Montesquieu, Charles Louis de Secondat, baron de la Brède et de

Montesquieu, Charles Louis de Secondat, baron de la Brède et de shärl lwē də səkôNdäˈ bärôNˈ də lä brĕd ā də môNtĕskyüˈ [key], 1689–1755, French jurist and political philosopher. He was councillor (1714) of the parlement of Bordeaux and its president (1716–28) after the death of an uncle, whom he succeeded in both title and office. He gained a seat in the French Academy in 1728. His Persian Letters (1721) brought him immediate fame. In these letters, supposedly written by Persian travelers in Europe and by their friends, he satirized and criticized French insititutions. In 1734 he produced a scientific historical study of the rise and fall of Rome, Considérations sur les causes de la grandeur des Romains et de leur décadence. His greatest work, The Spirit of Laws (1748), is a comparative study of three types of government—republic, monarchy, and despotism—and shows John Locke's influence on Montesquieu.

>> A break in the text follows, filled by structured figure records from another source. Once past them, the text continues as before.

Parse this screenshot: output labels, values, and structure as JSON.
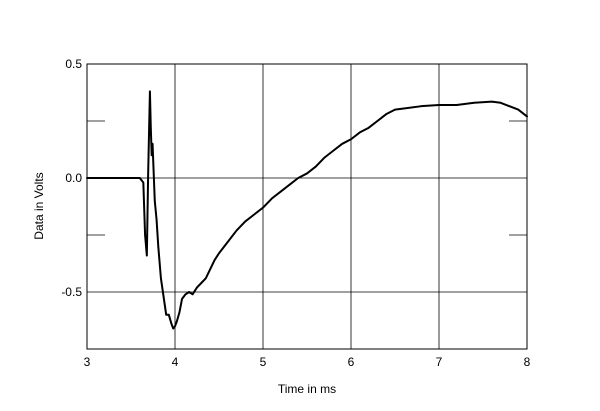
{
  "chart_data": {
    "type": "line",
    "title": "",
    "xlabel": "Time in ms",
    "ylabel": "Data in Volts",
    "xlim": [
      3,
      8
    ],
    "ylim": [
      -0.75,
      0.5
    ],
    "x_ticks": [
      3,
      4,
      5,
      6,
      7,
      8
    ],
    "x_tick_labels": [
      "3",
      "4",
      "5",
      "6",
      "7",
      "8"
    ],
    "y_ticks": [
      -0.75,
      -0.5,
      -0.25,
      0,
      0.25,
      0.5
    ],
    "y_tick_labels": [
      "",
      "-0.5",
      "",
      "0.0",
      "",
      "0.5"
    ],
    "grid": true,
    "legend": "none",
    "line_color": "#000000",
    "series": [
      {
        "x": [
          3.0,
          3.2,
          3.4,
          3.6,
          3.64,
          3.66,
          3.68,
          3.695,
          3.705,
          3.715,
          3.725,
          3.735,
          3.745,
          3.755,
          3.77,
          3.79,
          3.81,
          3.84,
          3.87,
          3.9,
          3.93,
          3.96,
          3.98,
          4.0,
          4.02,
          4.05,
          4.08,
          4.12,
          4.16,
          4.2,
          4.25,
          4.3,
          4.35,
          4.4,
          4.45,
          4.5,
          4.6,
          4.7,
          4.8,
          4.9,
          5.0,
          5.1,
          5.2,
          5.3,
          5.4,
          5.5,
          5.6,
          5.7,
          5.8,
          5.9,
          6.0,
          6.1,
          6.2,
          6.3,
          6.4,
          6.5,
          6.6,
          6.8,
          7.0,
          7.2,
          7.4,
          7.6,
          7.7,
          7.8,
          7.9,
          8.0
        ],
        "y": [
          0.0,
          0.0,
          0.0,
          0.0,
          -0.02,
          -0.25,
          -0.34,
          0.02,
          0.2,
          0.38,
          0.22,
          0.1,
          0.15,
          0.05,
          -0.1,
          -0.18,
          -0.3,
          -0.44,
          -0.52,
          -0.6,
          -0.6,
          -0.64,
          -0.66,
          -0.65,
          -0.63,
          -0.59,
          -0.53,
          -0.51,
          -0.5,
          -0.51,
          -0.48,
          -0.46,
          -0.44,
          -0.4,
          -0.36,
          -0.33,
          -0.28,
          -0.23,
          -0.19,
          -0.16,
          -0.13,
          -0.09,
          -0.06,
          -0.03,
          0.0,
          0.02,
          0.05,
          0.09,
          0.12,
          0.15,
          0.17,
          0.2,
          0.22,
          0.25,
          0.28,
          0.3,
          0.305,
          0.315,
          0.32,
          0.32,
          0.33,
          0.335,
          0.33,
          0.315,
          0.3,
          0.27
        ]
      }
    ]
  }
}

Its main theories are that climate and circumstances determine the form of governments and that the powers of government should be separated and balanced in order to guarantee the freedom of the individual. Written with brilliance of style, it had great historical importance and influenced the formation of the American Constitution.

See biography by R. Shackleton (1961); studies by J. R. Loy (1968), M. Hulliung (1977), and T. L. Pangle (1989).